TFSA Pension: How to Turn $60,000 Into $1.1 Million — and Pay No Tax to the CRA

There are few stocks that are a sure thing in this world, but the closest you’re going to get is with a stock like Fortis Inc. (TSX:FTS)(NYSE:FTS).

| More on:

There are a number of ways to receive income when you retire. Historically, Canadians have used the Canada Pension Plan (CPP), Old Age Security (OAS) and Registered Retirement Savings Plan (RRSP) when starting to retire. Each offers a way to take out cash and bundle it together to get through retirement.

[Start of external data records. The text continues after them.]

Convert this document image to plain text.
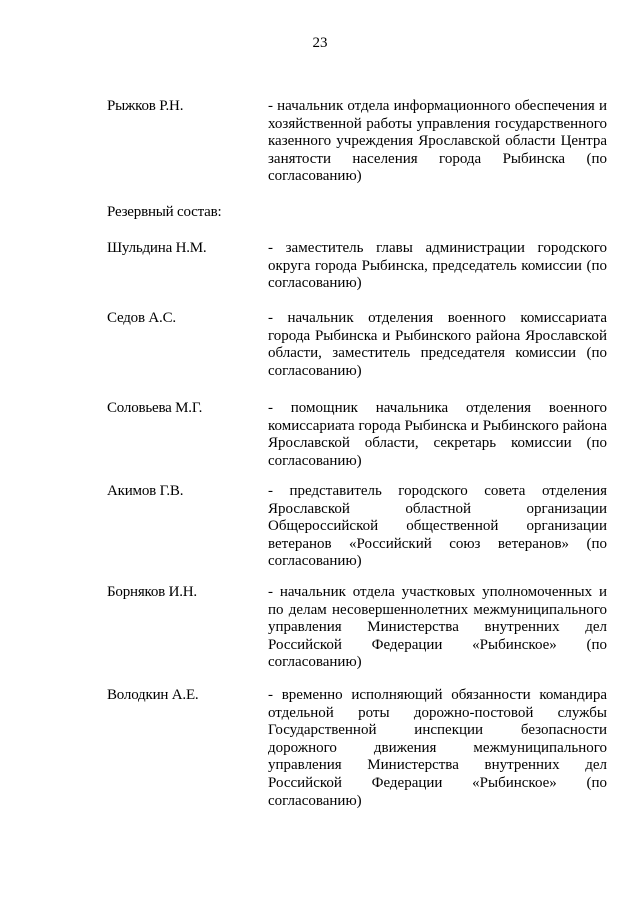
23
Рыжков Р.Н.	- начальник отдела информационного обеспечения и хозяйственной работы управления государственного казенного учреждения Ярославской области Центра занятости населения города Рыбинска (по согласованию)
Резервный состав:
Шульдина Н.М.	- заместитель главы администрации городского округа города Рыбинска, председатель комиссии (по согласованию)
Седов А.С.	- начальник отделения военного комиссариата города Рыбинска и Рыбинского района Ярославской области, заместитель председателя комиссии (по согласованию)
Соловьева М.Г.	- помощник начальника отделения военного комиссариата города Рыбинска и Рыбинского района Ярославской области, секретарь комиссии (по согласованию)
Акимов Г.В.	- представитель городского совета отделения Ярославской областной организации Общероссийской общественной организации ветеранов «Российский союз ветеранов» (по согласованию)
Борняков И.Н.	- начальник отдела участковых уполномоченных и по делам несовершеннолетних межмуниципального управления Министерства внутренних дел Российской Федерации «Рыбинское» (по согласованию)
Володкин А.Е.	- временно исполняющий обязанности командира отдельной роты дорожно-постовой службы Государственной инспекции безопасности дорожного движения межмуниципального управления Министерства внутренних дел Российской Федерации «Рыбинское» (по согласованию)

But you’ll notice, each of these options is subject to tax from the Canada Revenue Agency (CRA). But don’t worry! There are options you can take to put aside money for retirement, tax free. Of course, I’m talking about the Tax-Free Savings Account (TFSA).

Since its inception in 2009, the TFSA has added on thousands of dollars in contribution room each year. As of writing, the total contribution room available to Canadians is $69,500. While I wouldn’t suggest putting everything you have in one stock, if you and a partner have contribution room, you could certainly partner up and put aside $60,000 in one company.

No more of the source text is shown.